Artist in Residence: Herbert Gentry
Herbert Gentry, a long-time resident of Harlem, Paris, and Stockholm, spent the spring semester as "Artist in Residence" for the Art and Art Education program. Gentry, whose paintings are represented in museums throughout the world and are a staple in African-American collections, likes to call himself an expressionist and is proud to have brought the powerful message of "New American Painting"-with its great sense of freedom and personal affirmation-to Paris after World War II.
Gentry, who is 81, and a long-time resident of Harlem, Paris, and Stockholm, spent the spring semester as "Artist in Residence" for the Art and Art Education program. Two days a week he painted in the studios in Macy Hall and worked with students. "I don't like to criticize a student but rather encourage him or her to look at the work with a critical eye," said Gentry.

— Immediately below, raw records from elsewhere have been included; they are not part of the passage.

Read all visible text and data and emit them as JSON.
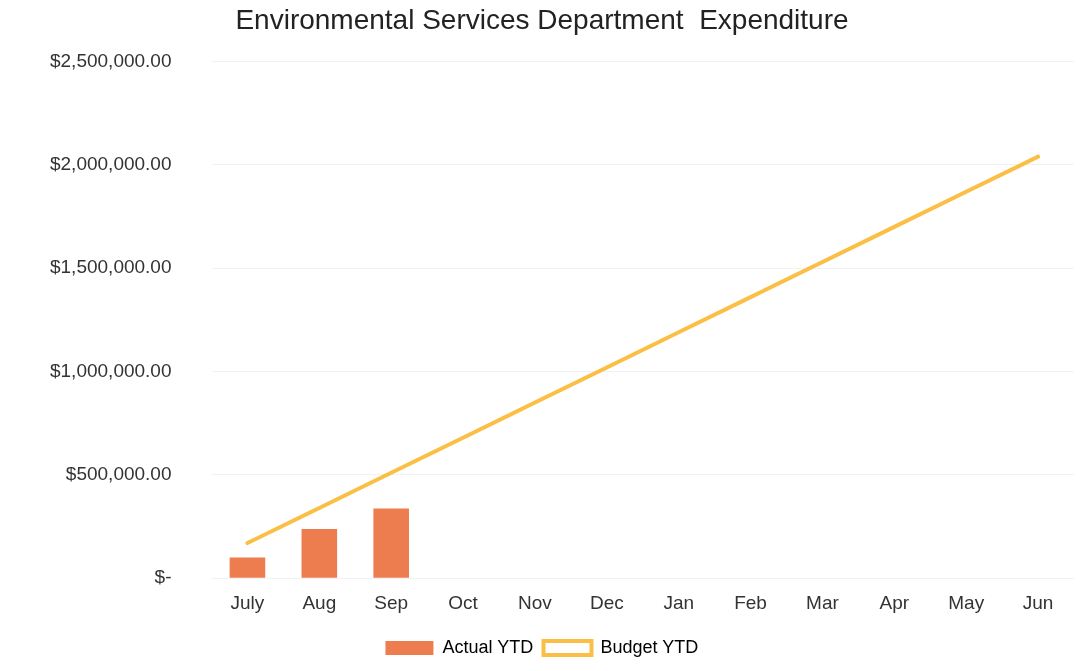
{
  "chart_data": {
    "type": "bar",
    "title": "Environmental Services Department  Expenditure",
    "categories": [
      "July",
      "Aug",
      "Sep",
      "Oct",
      "Nov",
      "Dec",
      "Jan",
      "Feb",
      "Mar",
      "Apr",
      "May",
      "Jun"
    ],
    "series": [
      {
        "name": "Actual YTD",
        "color": "#ed7d4f",
        "values": [
          100000,
          238000,
          337000,
          null,
          null,
          null,
          null,
          null,
          null,
          null,
          null,
          null
        ]
      },
      {
        "name": "Budget YTD",
        "type": "line",
        "color": "#fbbf45",
        "values": [
          170000,
          340000,
          510000,
          680000,
          850000,
          1020000,
          1190000,
          1360000,
          1530000,
          1700000,
          1870000,
          2040000
        ]
      }
    ],
    "ylim": [
      0,
      2500000
    ],
    "yticks": [
      {
        "value": 0,
        "label": "$-"
      },
      {
        "value": 500000,
        "label": "$500,000.00"
      },
      {
        "value": 1000000,
        "label": "$1,000,000.00"
      },
      {
        "value": 1500000,
        "label": "$1,500,000.00"
      },
      {
        "value": 2000000,
        "label": "$2,000,000.00"
      },
      {
        "value": 2500000,
        "label": "$2,500,000.00"
      }
    ],
    "grid": "y",
    "legend": "bottom",
    "marker": "none"
  }
}
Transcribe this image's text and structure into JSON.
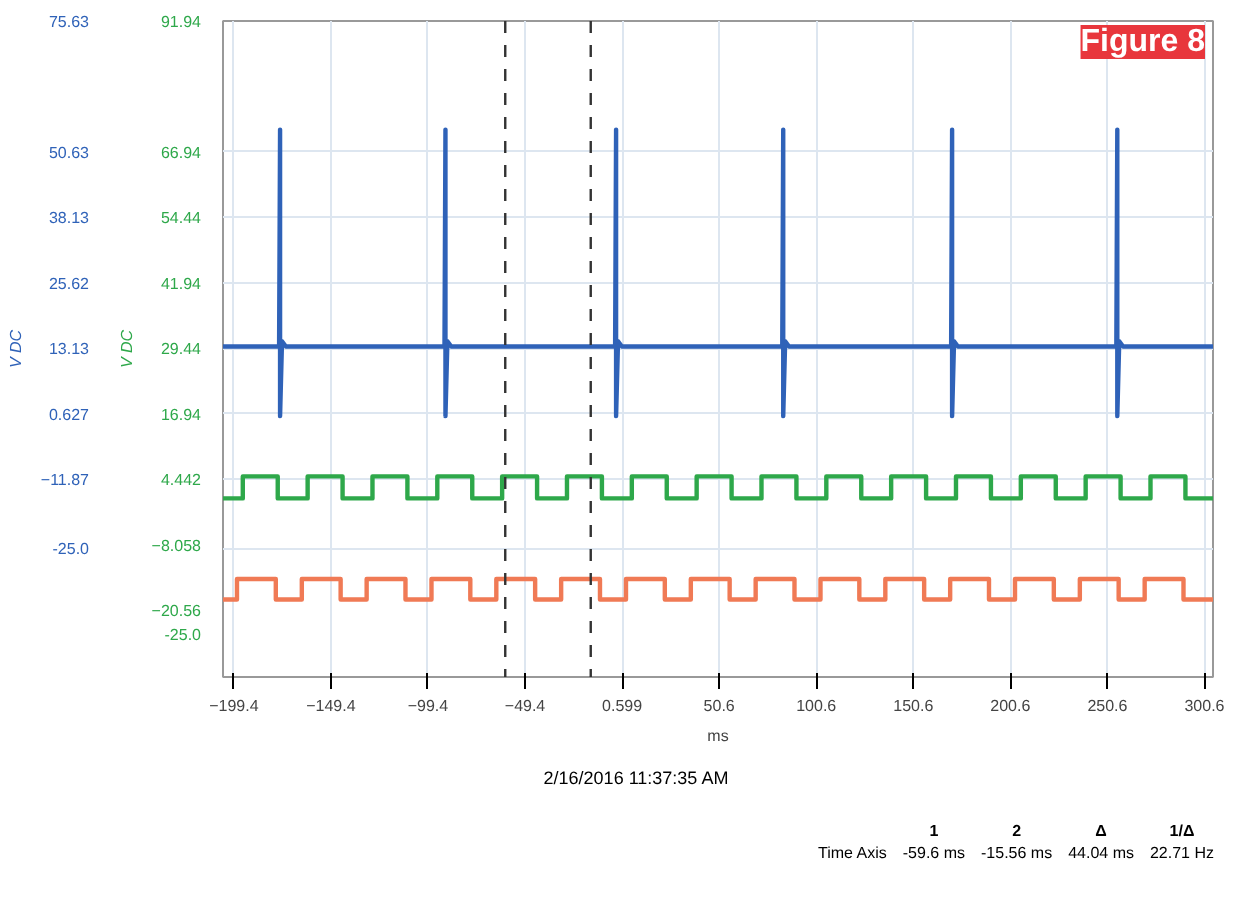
{
  "chart_data": {
    "type": "line",
    "xlabel": "ms",
    "ylabel": "V DC",
    "y2label": "V DC",
    "xlim": [
      -205,
      305
    ],
    "xticks": [
      -199.4,
      -149.4,
      -99.4,
      -49.4,
      0.599,
      50.6,
      100.6,
      150.6,
      200.6,
      250.6,
      300.6
    ],
    "ylim": [
      -49.6,
      75.63
    ],
    "yticks": [
      75.63,
      50.63,
      38.13,
      25.62,
      13.13,
      0.627,
      -11.87,
      {
        "value": -25.0,
        "label": "-25.0"
      }
    ],
    "y2lim": [
      -33.3,
      91.94
    ],
    "y2ticks": [
      91.94,
      66.94,
      54.44,
      41.94,
      29.44,
      16.94,
      4.442,
      -8.058,
      -20.56,
      {
        "value": -25.0,
        "label": "-25.0"
      }
    ],
    "grid": true,
    "line_style": "solid",
    "marker": "none",
    "ref_lines": [
      {
        "axis": "x",
        "value": -59.6,
        "color": "#333333",
        "line_style": "dashed"
      },
      {
        "axis": "x",
        "value": -15.56,
        "color": "#333333",
        "line_style": "dashed"
      }
    ],
    "annotations": [
      "Figure 8",
      "2/16/2016 11:37:35 AM",
      "1",
      "2",
      "Δ",
      "1/Δ",
      "Time Axis",
      "-59.6 ms",
      "-15.56 ms",
      "44.04 ms",
      "22.71 Hz"
    ],
    "series": [
      {
        "color": "#2f62b8",
        "x": [
          -205,
          -176.1,
          -175.6,
          -175.6,
          -174.6,
          -172.6,
          -90.9,
          -90.4,
          -90.4,
          -89.4,
          -87.4,
          -3.0,
          -2.5,
          -2.5,
          -1.5,
          0.5,
          83.1,
          83.6,
          83.6,
          84.6,
          86.6,
          170.1,
          170.6,
          170.6,
          171.6,
          173.6,
          255.2,
          255.7,
          255.7,
          256.7,
          258.7,
          305
        ],
        "values": [
          13.5,
          13.5,
          54.9,
          0.2,
          14.5,
          13.5,
          13.5,
          54.9,
          0.2,
          14.5,
          13.5,
          13.5,
          54.9,
          0.2,
          14.5,
          13.5,
          13.5,
          54.9,
          0.2,
          14.5,
          13.5,
          13.5,
          54.9,
          0.2,
          14.5,
          13.5,
          13.5,
          54.9,
          0.2,
          14.5,
          13.5,
          13.5
        ]
      },
      {
        "color": "#2ea84a",
        "axis": "y2",
        "x": [
          -205,
          -194.8,
          -194.8,
          -176.8,
          -176.8,
          -161.4,
          -161.4,
          -143.4,
          -143.4,
          -128.0,
          -128.0,
          -110.0,
          -110.0,
          -94.6,
          -94.6,
          -76.6,
          -76.6,
          -61.2,
          -61.2,
          -43.2,
          -43.2,
          -27.8,
          -27.8,
          -9.8,
          -9.8,
          5.6,
          5.6,
          23.6,
          23.6,
          39.0,
          39.0,
          57.0,
          57.0,
          72.4,
          72.4,
          90.4,
          90.4,
          105.8,
          105.8,
          123.8,
          123.8,
          139.2,
          139.2,
          157.2,
          157.2,
          172.6,
          172.6,
          190.6,
          190.6,
          206.0,
          206.0,
          224.0,
          224.0,
          239.4,
          239.4,
          257.4,
          257.4,
          272.8,
          272.8,
          290.8,
          290.8,
          305
        ],
        "values": [
          0.8,
          0.8,
          5.0,
          5.0,
          0.8,
          0.8,
          5.0,
          5.0,
          0.8,
          0.8,
          5.0,
          5.0,
          0.8,
          0.8,
          5.0,
          5.0,
          0.8,
          0.8,
          5.0,
          5.0,
          0.8,
          0.8,
          5.0,
          5.0,
          0.8,
          0.8,
          5.0,
          5.0,
          0.8,
          0.8,
          5.0,
          5.0,
          0.8,
          0.8,
          5.0,
          5.0,
          0.8,
          0.8,
          5.0,
          5.0,
          0.8,
          0.8,
          5.0,
          5.0,
          0.8,
          0.8,
          5.0,
          5.0,
          0.8,
          0.8,
          5.0,
          5.0,
          0.8,
          0.8,
          5.0,
          5.0,
          0.8,
          0.8,
          5.0,
          5.0,
          0.8,
          0.8
        ]
      },
      {
        "color": "#f07a55",
        "x": [
          -205,
          -197.8,
          -197.8,
          -177.8,
          -177.8,
          -164.4,
          -164.4,
          -144.4,
          -144.4,
          -131.0,
          -131.0,
          -111.0,
          -111.0,
          -97.6,
          -97.6,
          -77.6,
          -77.6,
          -64.2,
          -64.2,
          -44.2,
          -44.2,
          -30.8,
          -30.8,
          -10.8,
          -10.8,
          2.6,
          2.6,
          22.6,
          22.6,
          36.0,
          36.0,
          56.0,
          56.0,
          69.4,
          69.4,
          89.4,
          89.4,
          102.8,
          102.8,
          122.8,
          122.8,
          136.2,
          136.2,
          156.2,
          156.2,
          169.6,
          169.6,
          189.6,
          189.6,
          203.0,
          203.0,
          223.0,
          223.0,
          236.4,
          236.4,
          256.4,
          256.4,
          269.8,
          269.8,
          289.8,
          289.8,
          305
        ],
        "values": [
          -34.8,
          -34.8,
          -30.9,
          -30.9,
          -34.8,
          -34.8,
          -30.9,
          -30.9,
          -34.8,
          -34.8,
          -30.9,
          -30.9,
          -34.8,
          -34.8,
          -30.9,
          -30.9,
          -34.8,
          -34.8,
          -30.9,
          -30.9,
          -34.8,
          -34.8,
          -30.9,
          -30.9,
          -34.8,
          -34.8,
          -30.9,
          -30.9,
          -34.8,
          -34.8,
          -30.9,
          -30.9,
          -34.8,
          -34.8,
          -30.9,
          -30.9,
          -34.8,
          -34.8,
          -30.9,
          -30.9,
          -34.8,
          -34.8,
          -30.9,
          -30.9,
          -34.8,
          -34.8,
          -30.9,
          -30.9,
          -34.8,
          -34.8,
          -30.9,
          -30.9,
          -34.8,
          -34.8,
          -30.9,
          -30.9,
          -34.8,
          -34.8,
          -30.9,
          -30.9,
          -34.8,
          -34.8
        ]
      }
    ]
  }
}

Gentry was one of more than 300 young American painters and sculptors who headed for Paris during the late 1940s and '50s. After fighting in North Africa during the war he took advantage of the G.I. Bill of Rights and a Fulbright Scholarship to study in Paris.
Gentry's wife, Mary Ann Rose, is a doctoral student in the Art and Art Education program and assisted him during his seminar-like days at TC.
Gentry is still quite active, with his most recent exhibitions taking place at the G.R. N'Namdi Galleries in Chicago and Birmingham, Alabama. The exhibits were mini-retrospectives from the late 1950s to the present. Art critic for the Birmingham News, Joy Hakanson Colby, wrote about the essence of Gentry's art. According to Colby, "At first, Gentry's paintings appear as guileless doodles. As you look, though, they reveal themselves as cosmopolitan, speaking in a number of accents-a dash of Picasso, European Cobra Group, abstract expressionism and assorted other 20th century painting styles. The artist weaves these elements into a flexible language that reflects his background."
Gentry uses the wisdom of his age effortlessly. "The older I become, the easier the work becomes," he said. And it shows.